Folgen der Autokrise
Für die Normalverdienerfamilie rückt der Traum vom Eigenheim da in weite Ferne. Zudem die Krise der Automobilindustrie längst das Neckartal erreicht hat. Das nahende Ende des Verbrennungsmotors macht sich auch auf dem Immobilienmarkt bemerkbar. Banken, die früher eine Festanstellung „beim Daimler“ oder „beim Bosch“ als Bonitätsausweis akzeptiert haben, sind vorsichtiger bei der Kreditvergabe geworden.

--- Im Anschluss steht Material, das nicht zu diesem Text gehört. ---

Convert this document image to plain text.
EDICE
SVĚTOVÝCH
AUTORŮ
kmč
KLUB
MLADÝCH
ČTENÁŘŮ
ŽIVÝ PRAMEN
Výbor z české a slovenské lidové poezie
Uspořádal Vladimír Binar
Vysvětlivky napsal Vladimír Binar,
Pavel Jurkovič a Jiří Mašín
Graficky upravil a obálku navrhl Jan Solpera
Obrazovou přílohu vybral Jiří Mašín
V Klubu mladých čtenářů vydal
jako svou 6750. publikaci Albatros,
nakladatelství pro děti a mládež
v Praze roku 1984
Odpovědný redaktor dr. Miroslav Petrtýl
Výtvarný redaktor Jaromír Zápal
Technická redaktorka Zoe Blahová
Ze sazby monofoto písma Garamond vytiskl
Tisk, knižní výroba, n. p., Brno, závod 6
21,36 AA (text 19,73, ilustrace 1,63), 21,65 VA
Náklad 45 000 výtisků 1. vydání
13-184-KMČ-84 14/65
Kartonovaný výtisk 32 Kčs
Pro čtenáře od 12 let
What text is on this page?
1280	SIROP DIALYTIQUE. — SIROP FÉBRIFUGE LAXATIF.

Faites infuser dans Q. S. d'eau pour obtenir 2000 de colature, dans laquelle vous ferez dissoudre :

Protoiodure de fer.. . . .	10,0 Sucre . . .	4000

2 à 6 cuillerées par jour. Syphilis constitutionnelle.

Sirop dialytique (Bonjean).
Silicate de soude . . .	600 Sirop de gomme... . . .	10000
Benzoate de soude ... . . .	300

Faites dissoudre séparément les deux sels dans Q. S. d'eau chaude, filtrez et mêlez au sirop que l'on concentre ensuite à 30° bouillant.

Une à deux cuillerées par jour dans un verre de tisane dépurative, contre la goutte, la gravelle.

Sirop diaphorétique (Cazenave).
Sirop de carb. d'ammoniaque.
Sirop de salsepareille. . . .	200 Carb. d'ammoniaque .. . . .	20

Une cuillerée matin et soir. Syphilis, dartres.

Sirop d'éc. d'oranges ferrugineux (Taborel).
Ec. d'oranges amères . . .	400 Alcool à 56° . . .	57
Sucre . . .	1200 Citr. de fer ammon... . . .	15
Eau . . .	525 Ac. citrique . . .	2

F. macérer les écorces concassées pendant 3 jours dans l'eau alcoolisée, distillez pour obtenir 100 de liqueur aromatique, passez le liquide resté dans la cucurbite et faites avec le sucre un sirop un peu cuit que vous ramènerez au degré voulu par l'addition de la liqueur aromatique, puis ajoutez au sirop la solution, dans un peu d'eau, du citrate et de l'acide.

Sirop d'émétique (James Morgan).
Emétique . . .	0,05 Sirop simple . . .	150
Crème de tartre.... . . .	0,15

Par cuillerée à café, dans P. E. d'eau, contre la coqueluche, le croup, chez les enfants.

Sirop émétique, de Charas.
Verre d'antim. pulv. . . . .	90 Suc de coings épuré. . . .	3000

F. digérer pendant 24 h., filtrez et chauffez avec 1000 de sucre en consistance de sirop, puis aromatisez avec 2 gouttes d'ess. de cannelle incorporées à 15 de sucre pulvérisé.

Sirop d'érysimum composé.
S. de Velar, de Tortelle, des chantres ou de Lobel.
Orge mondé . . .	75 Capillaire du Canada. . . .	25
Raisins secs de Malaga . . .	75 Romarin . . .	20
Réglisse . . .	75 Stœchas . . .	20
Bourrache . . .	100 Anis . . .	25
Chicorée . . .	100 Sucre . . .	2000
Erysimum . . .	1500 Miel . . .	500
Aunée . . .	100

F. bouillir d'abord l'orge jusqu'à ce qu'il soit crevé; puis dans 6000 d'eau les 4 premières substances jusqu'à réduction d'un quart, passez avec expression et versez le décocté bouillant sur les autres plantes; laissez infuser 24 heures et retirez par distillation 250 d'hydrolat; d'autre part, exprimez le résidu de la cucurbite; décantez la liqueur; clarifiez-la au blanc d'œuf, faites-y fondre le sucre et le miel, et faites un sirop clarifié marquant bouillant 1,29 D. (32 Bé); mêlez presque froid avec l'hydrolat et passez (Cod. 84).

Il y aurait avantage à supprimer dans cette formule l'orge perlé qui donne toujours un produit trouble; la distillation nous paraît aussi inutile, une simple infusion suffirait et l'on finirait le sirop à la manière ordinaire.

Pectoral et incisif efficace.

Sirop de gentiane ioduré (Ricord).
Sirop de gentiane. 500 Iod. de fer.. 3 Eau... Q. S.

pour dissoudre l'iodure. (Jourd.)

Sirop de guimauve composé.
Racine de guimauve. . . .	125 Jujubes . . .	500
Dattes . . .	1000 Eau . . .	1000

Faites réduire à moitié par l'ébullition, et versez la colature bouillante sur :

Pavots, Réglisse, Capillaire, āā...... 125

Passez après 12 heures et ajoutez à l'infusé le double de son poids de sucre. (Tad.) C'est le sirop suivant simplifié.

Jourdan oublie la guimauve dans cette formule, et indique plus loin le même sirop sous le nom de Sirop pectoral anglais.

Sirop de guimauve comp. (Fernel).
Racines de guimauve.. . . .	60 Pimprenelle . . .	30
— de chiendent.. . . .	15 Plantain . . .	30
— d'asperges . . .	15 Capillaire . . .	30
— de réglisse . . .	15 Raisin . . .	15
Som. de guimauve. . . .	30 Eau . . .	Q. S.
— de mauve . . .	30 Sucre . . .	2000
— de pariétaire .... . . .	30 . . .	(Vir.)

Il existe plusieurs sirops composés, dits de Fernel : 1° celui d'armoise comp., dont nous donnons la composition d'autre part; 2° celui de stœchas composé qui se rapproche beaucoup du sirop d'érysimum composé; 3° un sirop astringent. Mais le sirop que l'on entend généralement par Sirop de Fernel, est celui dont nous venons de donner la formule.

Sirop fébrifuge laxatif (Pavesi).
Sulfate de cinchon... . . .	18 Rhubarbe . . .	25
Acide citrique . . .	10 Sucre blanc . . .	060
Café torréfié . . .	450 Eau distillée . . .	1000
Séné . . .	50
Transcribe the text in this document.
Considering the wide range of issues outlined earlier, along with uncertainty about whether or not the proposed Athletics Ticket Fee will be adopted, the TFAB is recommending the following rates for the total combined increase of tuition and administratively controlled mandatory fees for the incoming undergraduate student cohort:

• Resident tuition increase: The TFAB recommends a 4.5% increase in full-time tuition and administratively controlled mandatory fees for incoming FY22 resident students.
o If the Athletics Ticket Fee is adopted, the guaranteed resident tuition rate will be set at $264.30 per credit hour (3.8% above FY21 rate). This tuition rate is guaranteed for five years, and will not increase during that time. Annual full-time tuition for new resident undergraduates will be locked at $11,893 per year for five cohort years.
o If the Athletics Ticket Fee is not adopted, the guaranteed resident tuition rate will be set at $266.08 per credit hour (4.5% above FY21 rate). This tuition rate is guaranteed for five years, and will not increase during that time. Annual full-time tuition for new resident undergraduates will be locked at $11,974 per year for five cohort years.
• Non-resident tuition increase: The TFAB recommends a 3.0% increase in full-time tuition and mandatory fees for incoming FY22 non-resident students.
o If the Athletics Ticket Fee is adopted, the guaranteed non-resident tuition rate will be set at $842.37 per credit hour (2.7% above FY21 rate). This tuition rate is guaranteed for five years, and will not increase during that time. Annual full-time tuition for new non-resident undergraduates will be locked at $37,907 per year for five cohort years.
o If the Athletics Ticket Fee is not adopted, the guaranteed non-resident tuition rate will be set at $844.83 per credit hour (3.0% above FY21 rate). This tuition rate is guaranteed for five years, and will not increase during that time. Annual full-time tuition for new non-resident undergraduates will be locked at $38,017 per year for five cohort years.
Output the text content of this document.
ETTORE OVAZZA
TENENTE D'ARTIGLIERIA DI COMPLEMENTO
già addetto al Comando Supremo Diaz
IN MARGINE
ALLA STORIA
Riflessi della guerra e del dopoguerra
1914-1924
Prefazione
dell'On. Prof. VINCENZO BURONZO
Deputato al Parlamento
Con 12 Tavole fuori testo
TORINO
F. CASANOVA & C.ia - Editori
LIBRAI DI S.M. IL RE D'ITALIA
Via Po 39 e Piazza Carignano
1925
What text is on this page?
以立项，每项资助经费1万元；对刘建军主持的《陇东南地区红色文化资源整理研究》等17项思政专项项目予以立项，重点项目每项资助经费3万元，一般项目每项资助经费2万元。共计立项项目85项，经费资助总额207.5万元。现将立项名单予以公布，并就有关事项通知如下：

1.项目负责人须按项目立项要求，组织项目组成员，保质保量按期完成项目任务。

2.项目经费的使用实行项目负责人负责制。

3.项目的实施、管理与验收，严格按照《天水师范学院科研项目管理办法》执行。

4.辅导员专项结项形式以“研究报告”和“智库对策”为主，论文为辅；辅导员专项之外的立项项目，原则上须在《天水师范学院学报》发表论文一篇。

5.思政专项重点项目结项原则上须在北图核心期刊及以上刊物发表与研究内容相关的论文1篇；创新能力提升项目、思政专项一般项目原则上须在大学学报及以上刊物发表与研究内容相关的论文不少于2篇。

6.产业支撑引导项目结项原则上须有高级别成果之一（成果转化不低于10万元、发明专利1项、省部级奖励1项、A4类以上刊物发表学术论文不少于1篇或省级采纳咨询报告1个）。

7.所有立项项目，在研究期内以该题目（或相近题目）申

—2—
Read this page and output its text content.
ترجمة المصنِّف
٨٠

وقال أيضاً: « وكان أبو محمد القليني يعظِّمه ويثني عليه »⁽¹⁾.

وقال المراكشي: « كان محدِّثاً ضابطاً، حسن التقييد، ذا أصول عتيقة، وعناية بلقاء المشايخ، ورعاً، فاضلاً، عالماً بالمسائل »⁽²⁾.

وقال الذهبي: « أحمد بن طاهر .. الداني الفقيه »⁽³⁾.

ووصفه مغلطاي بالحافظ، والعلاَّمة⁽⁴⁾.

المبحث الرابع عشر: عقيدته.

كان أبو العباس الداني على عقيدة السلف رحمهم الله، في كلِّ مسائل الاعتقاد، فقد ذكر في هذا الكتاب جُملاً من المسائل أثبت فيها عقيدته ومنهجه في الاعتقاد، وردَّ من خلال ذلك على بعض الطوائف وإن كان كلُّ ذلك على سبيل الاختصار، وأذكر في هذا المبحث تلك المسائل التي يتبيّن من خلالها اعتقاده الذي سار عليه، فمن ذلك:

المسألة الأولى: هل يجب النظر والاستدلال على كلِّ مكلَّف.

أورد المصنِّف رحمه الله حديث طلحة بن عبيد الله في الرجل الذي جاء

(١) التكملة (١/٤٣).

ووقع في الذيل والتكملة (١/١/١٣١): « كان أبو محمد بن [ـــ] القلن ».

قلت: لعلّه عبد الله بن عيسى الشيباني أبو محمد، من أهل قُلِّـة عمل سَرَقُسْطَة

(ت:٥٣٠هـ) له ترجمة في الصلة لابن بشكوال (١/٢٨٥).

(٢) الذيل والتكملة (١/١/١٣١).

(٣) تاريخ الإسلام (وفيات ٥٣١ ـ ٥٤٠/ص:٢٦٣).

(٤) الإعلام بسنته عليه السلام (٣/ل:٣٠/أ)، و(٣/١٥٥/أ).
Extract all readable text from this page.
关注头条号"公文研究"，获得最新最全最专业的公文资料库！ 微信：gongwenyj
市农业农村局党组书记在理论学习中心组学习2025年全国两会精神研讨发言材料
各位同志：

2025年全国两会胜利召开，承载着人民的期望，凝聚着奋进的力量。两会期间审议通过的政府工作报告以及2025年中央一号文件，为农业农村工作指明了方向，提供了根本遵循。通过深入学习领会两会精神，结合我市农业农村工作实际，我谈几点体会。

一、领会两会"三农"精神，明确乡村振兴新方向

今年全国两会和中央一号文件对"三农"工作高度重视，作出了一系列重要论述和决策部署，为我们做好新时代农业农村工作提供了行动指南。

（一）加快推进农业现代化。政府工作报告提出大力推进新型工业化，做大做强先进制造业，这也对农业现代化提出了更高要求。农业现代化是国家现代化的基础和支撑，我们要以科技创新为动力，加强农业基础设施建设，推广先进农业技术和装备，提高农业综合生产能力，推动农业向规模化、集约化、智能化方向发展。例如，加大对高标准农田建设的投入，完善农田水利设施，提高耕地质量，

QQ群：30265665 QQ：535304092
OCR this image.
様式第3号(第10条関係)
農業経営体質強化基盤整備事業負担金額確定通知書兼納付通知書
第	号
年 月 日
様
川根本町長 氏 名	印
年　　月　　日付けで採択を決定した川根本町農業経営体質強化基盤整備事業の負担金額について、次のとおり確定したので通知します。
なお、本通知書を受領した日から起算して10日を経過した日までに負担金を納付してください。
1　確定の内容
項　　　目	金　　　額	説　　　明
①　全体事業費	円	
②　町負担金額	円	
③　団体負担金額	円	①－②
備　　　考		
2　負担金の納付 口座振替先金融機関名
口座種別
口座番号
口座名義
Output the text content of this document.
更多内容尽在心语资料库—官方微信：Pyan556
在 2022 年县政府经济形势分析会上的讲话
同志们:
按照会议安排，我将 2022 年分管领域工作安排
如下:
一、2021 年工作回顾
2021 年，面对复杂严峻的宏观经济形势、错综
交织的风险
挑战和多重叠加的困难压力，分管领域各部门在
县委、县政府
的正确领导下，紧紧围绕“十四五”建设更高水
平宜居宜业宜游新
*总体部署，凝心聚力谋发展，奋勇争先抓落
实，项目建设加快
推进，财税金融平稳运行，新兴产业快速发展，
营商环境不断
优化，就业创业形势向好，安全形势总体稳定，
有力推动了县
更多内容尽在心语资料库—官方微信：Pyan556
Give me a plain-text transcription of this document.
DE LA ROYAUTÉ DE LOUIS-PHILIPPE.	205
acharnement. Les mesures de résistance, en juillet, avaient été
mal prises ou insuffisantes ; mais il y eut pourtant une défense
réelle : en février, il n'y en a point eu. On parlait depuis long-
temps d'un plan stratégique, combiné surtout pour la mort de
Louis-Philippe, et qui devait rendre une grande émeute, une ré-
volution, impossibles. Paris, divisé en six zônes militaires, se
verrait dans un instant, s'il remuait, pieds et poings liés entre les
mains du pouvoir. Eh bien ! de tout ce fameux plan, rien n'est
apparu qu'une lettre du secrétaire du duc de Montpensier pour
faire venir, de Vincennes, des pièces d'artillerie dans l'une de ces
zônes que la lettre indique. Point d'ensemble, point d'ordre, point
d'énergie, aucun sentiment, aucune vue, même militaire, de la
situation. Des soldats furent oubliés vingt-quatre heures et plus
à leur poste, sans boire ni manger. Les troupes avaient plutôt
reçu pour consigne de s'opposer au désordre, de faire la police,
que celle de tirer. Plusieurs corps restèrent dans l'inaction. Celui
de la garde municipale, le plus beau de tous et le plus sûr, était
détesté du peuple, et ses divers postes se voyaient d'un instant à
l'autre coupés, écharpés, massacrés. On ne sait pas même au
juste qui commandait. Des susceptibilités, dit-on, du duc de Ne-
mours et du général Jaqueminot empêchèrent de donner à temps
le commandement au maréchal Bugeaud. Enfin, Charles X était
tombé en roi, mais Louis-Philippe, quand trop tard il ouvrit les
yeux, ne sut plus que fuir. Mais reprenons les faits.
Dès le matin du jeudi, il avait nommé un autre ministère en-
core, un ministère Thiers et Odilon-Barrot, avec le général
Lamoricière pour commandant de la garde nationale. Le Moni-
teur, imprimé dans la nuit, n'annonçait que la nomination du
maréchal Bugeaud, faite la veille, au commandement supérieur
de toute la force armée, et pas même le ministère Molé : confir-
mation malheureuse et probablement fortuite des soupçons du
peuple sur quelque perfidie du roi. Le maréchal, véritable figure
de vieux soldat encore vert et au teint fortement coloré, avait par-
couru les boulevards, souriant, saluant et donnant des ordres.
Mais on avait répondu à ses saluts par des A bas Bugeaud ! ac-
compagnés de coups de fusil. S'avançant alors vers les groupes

So mancher Traum vom Wunschhäusle sei in den vergangenen Monaten bereits geplatzt, berichtet Maklerin Sandra Seibold. Niemand im Autoländle hat mehr eine Garantie, dass sein Job in zehn bis 15 Jahren noch existiert. Geradezu symptomatisch erscheint da der angekündigte Abbau des Mercedes-Sterns vom Turm des Hauptbahnhofs. Das Markenzeichen, das sich dort sieben Jahrzehnte lang gedreht hat, muss wegen der Stuttgart-21-Bauarbeiten weichen.
Trotz aller dunklen Wolken am Konjunktur- und Strukturhimmel erscheint die Lage am Immobilienmarkt geradezu rosig. „Wir haben in den vergangenen Monaten so viele hochwertige Immobilien wie noch nie zuvor verkauft“, sagt Maklerin Seibold. Offenbar wüssten die Leute in Zeiten von Corona und Nullzinspolitik nicht woanders hin mit ihrem Geld. Zumindest die, bei denen Liquidität kein Thema ist.
Und so geht der Preisauftrieb munter weiter: Laut einer Studie der Postbank mussten Käufer in Stuttgart 2020 pro Quadratmeter Wohnfläche im Schnitt 255 Euro mehr zahlen als im Jahr zuvor. Die Muttergesellschaft Deutsche Bank prognostiziert einen weiteren Anstieg der Immobilienpreise in der Landeshauptstadt bis 2027.
Der neue im Rathaus
Diejenigen, bei denen die Monatsrate für den Baukredit das Gehalt weitgehend auffrisst, stellt das vor immer größere Probleme: „Es ist wirklich schade, dass es für eine durchschnittlich verdienende Familie praktisch kaum etwas gibt“, findet Maklerin Seibold. Optimisten hoffen auf den neuen Oberbürgermeister. CDU-Mann Frank Nopper, seit Jahresbeginn Nachfolger des glücklosen Grünen Fritz Kuhn, hat angekündigt, bezahlbaren Wohnraum zu schaffen. Wie er das anstellen möchte, bleibt bislang sein Geheimnis.
675 Wohnungen seien aktuell im Bau und 6 700 in Planung, lässt die Stadt mitteilen. Bebaut werden auch Firmenareale wie das ehemalige Deutschland-Hauptquartier des IT-Konzerns IBM in Vaihingen. Einzugstermin ist hier frühestens in sechs Jahren. Bauen auf der grünen Wiese bleibt wie unter dem Vorgänger ein Tabu.
Unions-Mann Nopper, der nach seinen Worten „das Stuttgarter Rössle vom Trab auf Galoppgeschwindigkeit“ bringen möchte, muss nun auch liefern. Für Architekten, Makler und Bauherren wäre es schon ein enormer Fortschritt, wenn Baugenehmigungen endlich schneller erteilt würden. Wartezeiten bis zu zwölf Monate sind derzeit keine Ausnahme. Wer in Stuttgart sein Häusle baut, braucht nicht nur reichlich Geld, sondern auch eine Menge Geduld.